PS_umadireitacomlata_destaque.jpg 

Ponto prévio; para que servem os impostos? Para duas coisas muito importantes nas sociedades contemporâneas. O primeiro grande objectivo dos impostos é o de criar financiamento para que o Estado possa servir, da melhor maneira possível, os seus cidadãos. O segundo grande objectivo dos ditos é o de criar justiça social dado que o Mundo em que vivemos, onde o Capitalismo selvagem é Rei e Senhor, é pródigo na criação de desigualdades sociais que podem provocar graves convulsões sociais (como exemplo veja-se o que sucedeu antes da a 2.ª Guerra Mundial).

 

Obviamente que o que foi por mim descrito no pronto prévio só funciona em alguns países. Noutros, por força das mentalidades e percurso histórico, as coisas não se desenrolam desta forma.
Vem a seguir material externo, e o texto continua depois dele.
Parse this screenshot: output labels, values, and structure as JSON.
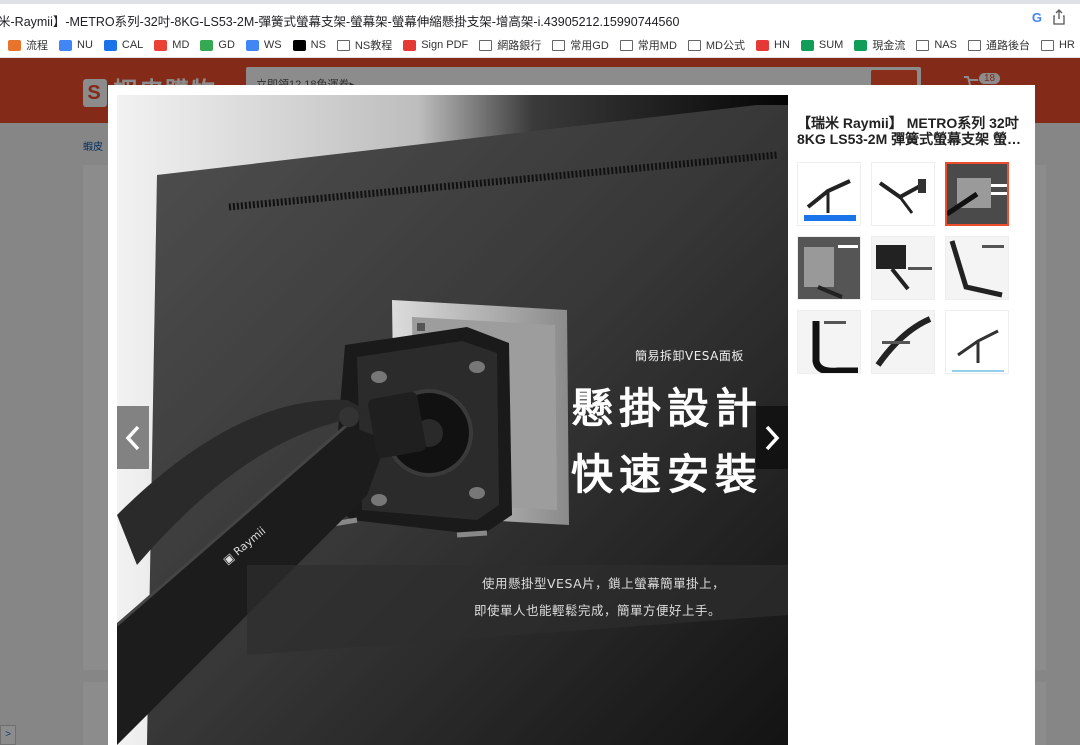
{
  "browser": {
    "url_title": "米-Raymii】-METRO系列-32吋-8KG-LS53-2M-彈簧式螢幕支架-螢幕架-螢幕伸縮懸掛支架-增高架-i.43905212.15990744560",
    "bookmarks": [
      {
        "label": "流程",
        "icon": "orange-square-icon",
        "color": "#e8732c"
      },
      {
        "label": "NU",
        "icon": "cloud-icon",
        "color": "#4285f4"
      },
      {
        "label": "CAL",
        "icon": "calendar-icon",
        "color": "#1a73e8"
      },
      {
        "label": "MD",
        "icon": "wave-icon",
        "color": "#e94235"
      },
      {
        "label": "GD",
        "icon": "drive-icon",
        "color": "#34a853"
      },
      {
        "label": "WS",
        "icon": "google-icon",
        "color": "#4285f4"
      },
      {
        "label": "NS",
        "icon": "notion-icon",
        "color": "#000000"
      },
      {
        "label": "NS教程",
        "icon": "folder-icon",
        "color": "#666666"
      },
      {
        "label": "Sign PDF",
        "icon": "heart-icon",
        "color": "#e53935"
      },
      {
        "label": "網路銀行",
        "icon": "folder-icon",
        "color": "#666666"
      },
      {
        "label": "常用GD",
        "icon": "folder-icon",
        "color": "#666666"
      },
      {
        "label": "常用MD",
        "icon": "folder-icon",
        "color": "#666666"
      },
      {
        "label": "MD公式",
        "icon": "folder-icon",
        "color": "#666666"
      },
      {
        "label": "HN",
        "icon": "hn-icon",
        "color": "#e53935"
      },
      {
        "label": "SUM",
        "icon": "sheet-plus-icon",
        "color": "#0f9d58"
      },
      {
        "label": "現金流",
        "icon": "sheet-plus-icon",
        "color": "#0f9d58"
      },
      {
        "label": "NAS",
        "icon": "folder-icon",
        "color": "#666666"
      },
      {
        "label": "通路後台",
        "icon": "folder-icon",
        "color": "#666666"
      },
      {
        "label": "HR",
        "icon": "folder-icon",
        "color": "#666666"
      }
    ]
  },
  "shop": {
    "logo": "蝦皮購物",
    "search_placeholder": "立即領12.18免運券▸",
    "cart_count": "18",
    "breadcrumb": "蝦皮",
    "side_tab": ">",
    "brand_color": "#ee4d2d"
  },
  "modal": {
    "product_title": "【瑞米 Raymii】 METRO系列 32吋 8KG LS53-2M 彈簧式螢幕支架 螢…",
    "main_image": {
      "caption_small": "簡易拆卸VESA面板",
      "title_line1": "懸掛設計",
      "title_line2": "快速安裝",
      "desc_line1": "使用懸掛型VESA片，鎖上螢幕簡單掛上，",
      "desc_line2": "即使單人也能輕鬆完成，簡單方便好上手。",
      "arm_brand": "Raymii"
    },
    "thumbnails": [
      {
        "label": "arm-photo-1",
        "active": false
      },
      {
        "label": "arm-photo-2",
        "active": false
      },
      {
        "label": "vesa-hanging-photo",
        "active": true
      },
      {
        "label": "desk-space-photo",
        "active": false
      },
      {
        "label": "tension-adjust-photo",
        "active": false
      },
      {
        "label": "desktop-clamp-photo",
        "active": false
      },
      {
        "label": "cable-management-photo",
        "active": false
      },
      {
        "label": "arm-angle-photo",
        "active": false
      },
      {
        "label": "dimensions-photo",
        "active": false
      }
    ],
    "prev_label": "‹",
    "next_label": "›"
  }
}
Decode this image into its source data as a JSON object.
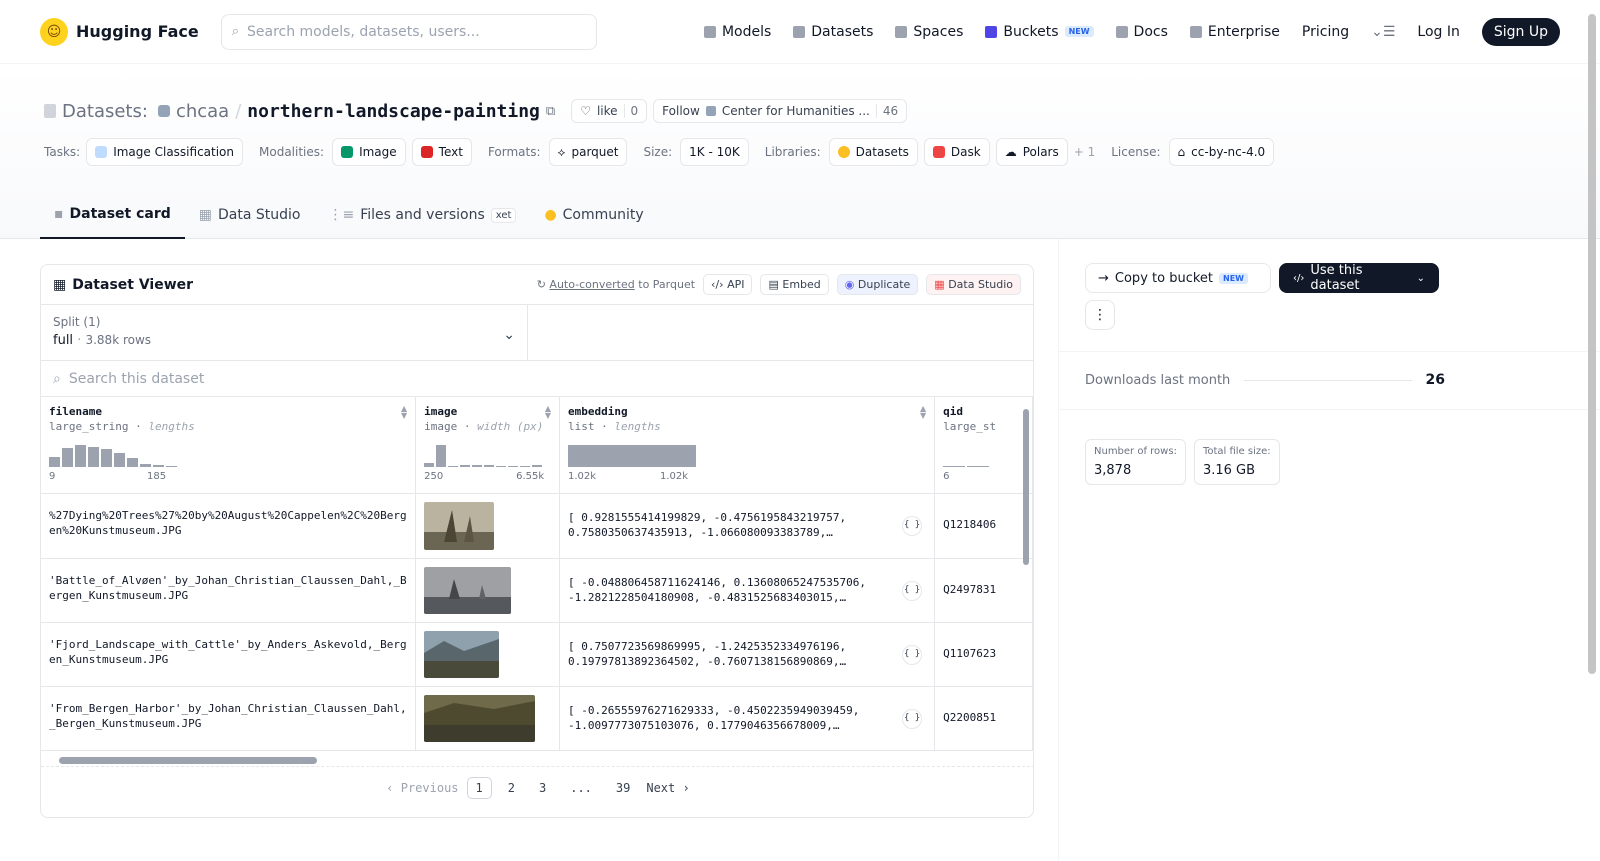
{
  "nav": {
    "brand": "Hugging Face",
    "search_placeholder": "Search models, datasets, users...",
    "links": [
      {
        "label": "Models",
        "icon": "models-icon"
      },
      {
        "label": "Datasets",
        "icon": "datasets-icon"
      },
      {
        "label": "Spaces",
        "icon": "spaces-icon"
      },
      {
        "label": "Buckets",
        "icon": "buckets-icon",
        "badge": "NEW"
      },
      {
        "label": "Docs",
        "icon": "docs-icon"
      },
      {
        "label": "Enterprise",
        "icon": "enterprise-icon"
      },
      {
        "label": "Pricing"
      }
    ],
    "login": "Log In",
    "signup": "Sign Up"
  },
  "header": {
    "section": "Datasets:",
    "owner": "chcaa",
    "sep": "/",
    "name": "northern-landscape-painting",
    "like_label": "like",
    "like_count": "0",
    "follow_label": "Follow",
    "follow_org": "Center for Humanities ...",
    "follow_count": "46",
    "tasks_label": "Tasks:",
    "task": "Image Classification",
    "modalities_label": "Modalities:",
    "modalities": [
      "Image",
      "Text"
    ],
    "formats_label": "Formats:",
    "format": "parquet",
    "size_label": "Size:",
    "size": "1K - 10K",
    "libraries_label": "Libraries:",
    "libraries": [
      "Datasets",
      "Dask",
      "Polars"
    ],
    "libraries_more": "+ 1",
    "license_label": "License:",
    "license": "cc-by-nc-4.0"
  },
  "tabs": [
    {
      "label": "Dataset card",
      "active": true
    },
    {
      "label": "Data Studio"
    },
    {
      "label": "Files and versions",
      "badge": "xet"
    },
    {
      "label": "Community"
    }
  ],
  "viewer": {
    "title": "Dataset Viewer",
    "converted": "Auto-converted",
    "converted_suffix": "to Parquet",
    "api": "API",
    "embed": "Embed",
    "duplicate": "Duplicate",
    "studio": "Data Studio",
    "split_label": "Split (1)",
    "split_value": "full",
    "split_rows": "3.88k rows",
    "search_placeholder": "Search this dataset",
    "columns": [
      {
        "name": "filename",
        "type": "large_string",
        "stat": "lengths",
        "min": "9",
        "max": "185",
        "hist": [
          0.45,
          0.85,
          1.0,
          0.9,
          0.8,
          0.65,
          0.4,
          0.15,
          0.08,
          0.06
        ]
      },
      {
        "name": "image",
        "type": "image",
        "stat": "width (px)",
        "min": "250",
        "max": "6.55k",
        "hist": [
          0.2,
          1.0,
          0.0,
          0.08,
          0.08,
          0.08,
          0.0,
          0.0,
          0.0,
          0.08
        ]
      },
      {
        "name": "embedding",
        "type": "list",
        "stat": "lengths",
        "min": "1.02k",
        "max": "1.02k",
        "hist": [
          1.0
        ]
      },
      {
        "name": "qid",
        "type": "large_st",
        "stat": "",
        "min": "6",
        "max": "",
        "hist": [
          0.06,
          0.06
        ]
      }
    ],
    "rows": [
      {
        "filename": "%27Dying%20Trees%27%20by%20August%20Cappelen%2C%20Bergen%20Kunstmuseum.JPG",
        "embedding": "[ 0.9281555414199829, -0.4756195843219757, 0.7580350637435913, -1.066080093383789,…",
        "qid": "Q1218406"
      },
      {
        "filename": "'Battle_of_Alvøen'_by_Johan_Christian_Claussen_Dahl,_Bergen_Kunstmuseum.JPG",
        "embedding": "[ -0.048806458711624146, 0.13608065247535706, -1.2821228504180908, -0.4831525683403015,…",
        "qid": "Q2497831"
      },
      {
        "filename": "'Fjord_Landscape_with_Cattle'_by_Anders_Askevold,_Bergen_Kunstmuseum.JPG",
        "embedding": "[ 0.7507723569869995, -1.2425352334976196, 0.19797813892364502, -0.7607138156890869,…",
        "qid": "Q1107623"
      },
      {
        "filename": "'From_Bergen_Harbor'_by_Johan_Christian_Claussen_Dahl,_Bergen_Kunstmuseum.JPG",
        "embedding": "[ -0.26555976271629333, -0.4502235949039459, -1.0097773075103076, 0.1779046356678009,…",
        "qid": "Q2200851"
      }
    ],
    "pager": {
      "prev": "Previous",
      "pages": [
        "1",
        "2",
        "3",
        "...",
        "39"
      ],
      "current": "1",
      "next": "Next"
    }
  },
  "sidebar": {
    "copy_bucket": "Copy to bucket",
    "copy_badge": "NEW",
    "use_dataset": "Use this dataset",
    "downloads_label": "Downloads last month",
    "downloads": "26",
    "rows_label": "Number of rows:",
    "rows": "3,878",
    "size_label": "Total file size:",
    "size": "3.16 GB"
  }
}
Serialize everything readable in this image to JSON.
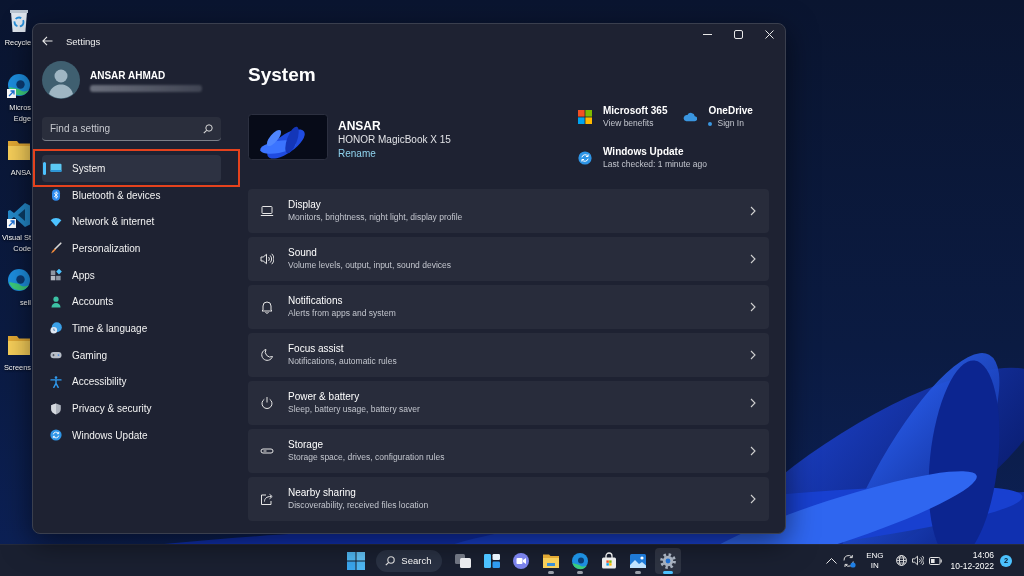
{
  "desktop": {
    "icons": [
      {
        "kind": "recycle-bin",
        "lines": [
          "Recycle"
        ],
        "shortcut": false
      },
      {
        "kind": "edge",
        "lines": [
          "Micros",
          "Edge"
        ],
        "shortcut": true
      },
      {
        "kind": "folder",
        "lines": [
          "ANSA"
        ],
        "shortcut": false
      },
      {
        "kind": "vscode",
        "lines": [
          "Visual St",
          "Code"
        ],
        "shortcut": true
      },
      {
        "kind": "edge",
        "lines": [
          "sell"
        ],
        "shortcut": false
      },
      {
        "kind": "folder",
        "lines": [
          "Screens"
        ],
        "shortcut": false
      }
    ]
  },
  "window": {
    "title": "Settings"
  },
  "account": {
    "name": "ANSAR AHMAD",
    "email_blurred": true
  },
  "search": {
    "placeholder": "Find a setting"
  },
  "sidebar": {
    "items": [
      {
        "kind": "system",
        "label": "System",
        "selected": true,
        "highlighted": true
      },
      {
        "kind": "bluetooth",
        "label": "Bluetooth & devices",
        "selected": false,
        "highlighted": false
      },
      {
        "kind": "network",
        "label": "Network & internet",
        "selected": false,
        "highlighted": false
      },
      {
        "kind": "personalization",
        "label": "Personalization",
        "selected": false,
        "highlighted": false
      },
      {
        "kind": "apps",
        "label": "Apps",
        "selected": false,
        "highlighted": false
      },
      {
        "kind": "accounts",
        "label": "Accounts",
        "selected": false,
        "highlighted": false
      },
      {
        "kind": "time-language",
        "label": "Time & language",
        "selected": false,
        "highlighted": false
      },
      {
        "kind": "gaming",
        "label": "Gaming",
        "selected": false,
        "highlighted": false
      },
      {
        "kind": "accessibility",
        "label": "Accessibility",
        "selected": false,
        "highlighted": false
      },
      {
        "kind": "privacy",
        "label": "Privacy & security",
        "selected": false,
        "highlighted": false
      },
      {
        "kind": "windows-update",
        "label": "Windows Update",
        "selected": false,
        "highlighted": false
      }
    ]
  },
  "page": {
    "title": "System"
  },
  "device": {
    "name": "ANSAR",
    "model": "HONOR MagicBook X 15",
    "rename": "Rename"
  },
  "services": [
    {
      "kind": "microsoft-365",
      "title": "Microsoft 365",
      "subtitle": "View benefits",
      "status_dot": false
    },
    {
      "kind": "onedrive",
      "title": "OneDrive",
      "subtitle": "Sign In",
      "status_dot": true
    },
    {
      "kind": "windows-update",
      "title": "Windows Update",
      "subtitle": "Last checked: 1 minute ago",
      "status_dot": false
    }
  ],
  "settings": [
    {
      "kind": "display",
      "title": "Display",
      "subtitle": "Monitors, brightness, night light, display profile"
    },
    {
      "kind": "sound",
      "title": "Sound",
      "subtitle": "Volume levels, output, input, sound devices"
    },
    {
      "kind": "notifications",
      "title": "Notifications",
      "subtitle": "Alerts from apps and system"
    },
    {
      "kind": "focus-assist",
      "title": "Focus assist",
      "subtitle": "Notifications, automatic rules"
    },
    {
      "kind": "power",
      "title": "Power & battery",
      "subtitle": "Sleep, battery usage, battery saver"
    },
    {
      "kind": "storage",
      "title": "Storage",
      "subtitle": "Storage space, drives, configuration rules"
    },
    {
      "kind": "nearby-sharing",
      "title": "Nearby sharing",
      "subtitle": "Discoverability, received files location"
    }
  ],
  "taskbar": {
    "search_label": "Search",
    "apps": [
      {
        "kind": "task-view",
        "running": false,
        "selected": false
      },
      {
        "kind": "widgets",
        "running": false,
        "selected": false
      },
      {
        "kind": "chat",
        "running": false,
        "selected": false
      },
      {
        "kind": "file-explorer",
        "running": true,
        "selected": false
      },
      {
        "kind": "edge",
        "running": true,
        "selected": false
      },
      {
        "kind": "store",
        "running": false,
        "selected": false
      },
      {
        "kind": "photos",
        "running": true,
        "selected": false
      },
      {
        "kind": "settings",
        "running": true,
        "selected": true
      }
    ],
    "tray": {
      "language": "ENG",
      "region": "IN",
      "time": "14:06",
      "date": "10-12-2022",
      "notification_count": "2"
    }
  }
}
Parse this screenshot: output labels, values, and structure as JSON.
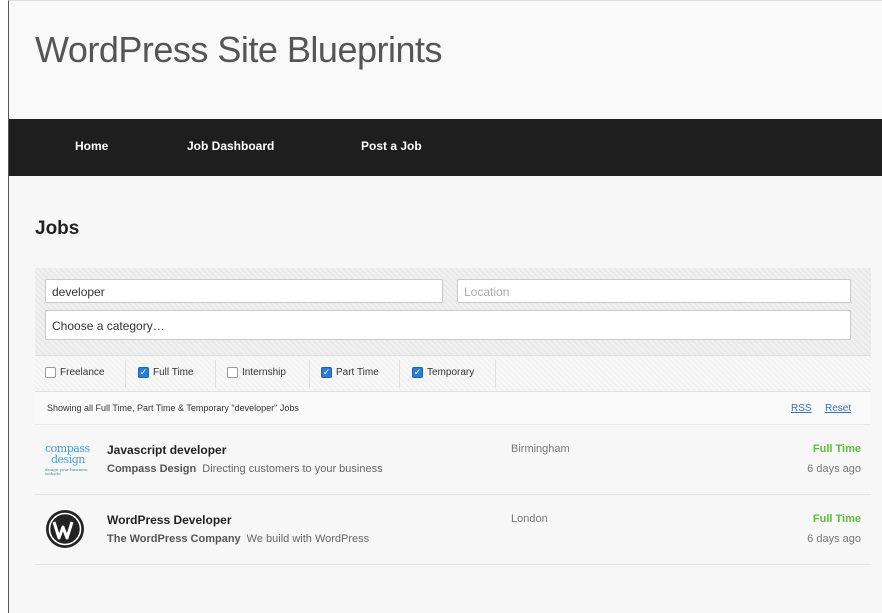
{
  "site": {
    "title": "WordPress Site Blueprints"
  },
  "nav": {
    "items": [
      "Home",
      "Job Dashboard",
      "Post a Job"
    ]
  },
  "page": {
    "title": "Jobs"
  },
  "filters": {
    "keywords_value": "developer",
    "location_placeholder": "Location",
    "category_placeholder": "Choose a category…",
    "job_types": [
      {
        "label": "Freelance",
        "checked": false
      },
      {
        "label": "Full Time",
        "checked": true
      },
      {
        "label": "Internship",
        "checked": false
      },
      {
        "label": "Part Time",
        "checked": true
      },
      {
        "label": "Temporary",
        "checked": true
      }
    ]
  },
  "results": {
    "summary": "Showing all Full Time, Part Time & Temporary \"developer\" Jobs",
    "rss_label": "RSS",
    "reset_label": "Reset"
  },
  "jobs": [
    {
      "title": "Javascript developer",
      "company": "Compass Design",
      "tagline": "Directing customers to your business",
      "location": "Birmingham",
      "type": "Full Time",
      "date": "6 days ago",
      "logo": "compass-design-logo"
    },
    {
      "title": "WordPress Developer",
      "company": "The WordPress Company",
      "tagline": "We build with WordPress",
      "location": "London",
      "type": "Full Time",
      "date": "6 days ago",
      "logo": "wordpress-logo"
    }
  ],
  "colors": {
    "nav_bg": "#1e1e1e",
    "job_type_green": "#5cbd3a",
    "link_blue": "#3a6db5",
    "checkbox_blue": "#2a7fd4"
  }
}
Muitas vezes os impostos – sejam eles directos ou indirectos – são “armas” que são utilizados pelos partidos que se encontram no poder para modelarem a sociedade do seu país à sua maneira.

 

Em Portugal nos últimos quatros anos a Direita serviu-se desta “arma” para impor aos portugueses uma nova forma de estar, forma de estar esta que consistiu não no equilíbrio das contas públicas nem na melhora da prestação dos serviços prestados pelo Estado mas sim na criação de um tremendo fosso entre os ricos e os pobres. E justiça lhe seja feita! O Governo de PSD/CDS – liderado por Passos Coelho e no qual Assunção Cristas foi Ministra – conseguiu aquilo que nem os sucessivos Governos de Cavaco Silva e Durão Barroso/Santana Lopes conseguiram. Nunca Portugal teve tantos ricos. E tudo isto graças a uma política fiscal que praticamente isentou as grandes fortunas do pagamento de impostos vs política fiscal intensamente agressiva sobre a Classe Média/Pobres. Toda esta operação teve um nome pomposo e uma desculpa esfarrapada que durante muito tempo “colou”. Falo, obviamente, da “austeridade” e do “foi a Troika que mandou”.

 

Com a recente mudança de Governo por via das eleições legislativas, eis que temos no nosso horizonte mais próximo uma política fiscal que visa alcançar um dos grandes objectivos dos impostos: o da justiça social. Isto porque tudo parece indiciar que o Executivo de António Costa pretende alargar a dita “austeridade” a todos os sectores da nossa Sociedade. Dito de outra forma; para o actual Governo quem tiver mais rendimentos vai passar a pagar mais impostos, possibilitando assim que quem tenha menos rendimentos pague menos impostos.

 

Ora perante tamanha evidência como reage a Direita (entenda PSD e CDS)? Aumento brutal de impostos! Dizem ambos. Descodificando tal afirmação, para a Direita justiça social é sinónimo de aumento brutal de impostos.

 

Para mais é preciso ter-se uma tremenda lata para se vir para a Praça Pública falar em “aumento brutal de impostos” quando durante os últimos quatro anos quem “massacrou” uma grande maioria de portugueses com impostos, taxas e “taxinhas” foram PSD e CDS.

 

p.s. O outro grande objectivo dos impostos (equilíbrio das contas públicas e melhoria da eficácia dos serviços públicos) poderia funcionar - em Portugal e não só - caso o Mundo não estivesse hoje envolto num Capitalismo selvagem onde só interessa fazer dinheiro seja a que custo for. Para mais a Europa está teimosamente “presa” a um caduco e desfasado Tratado Orçamental que a impede de ser o Estado Social que diz ser.

 

Artigo publicado no site Repórter Sombra (19/09/2016)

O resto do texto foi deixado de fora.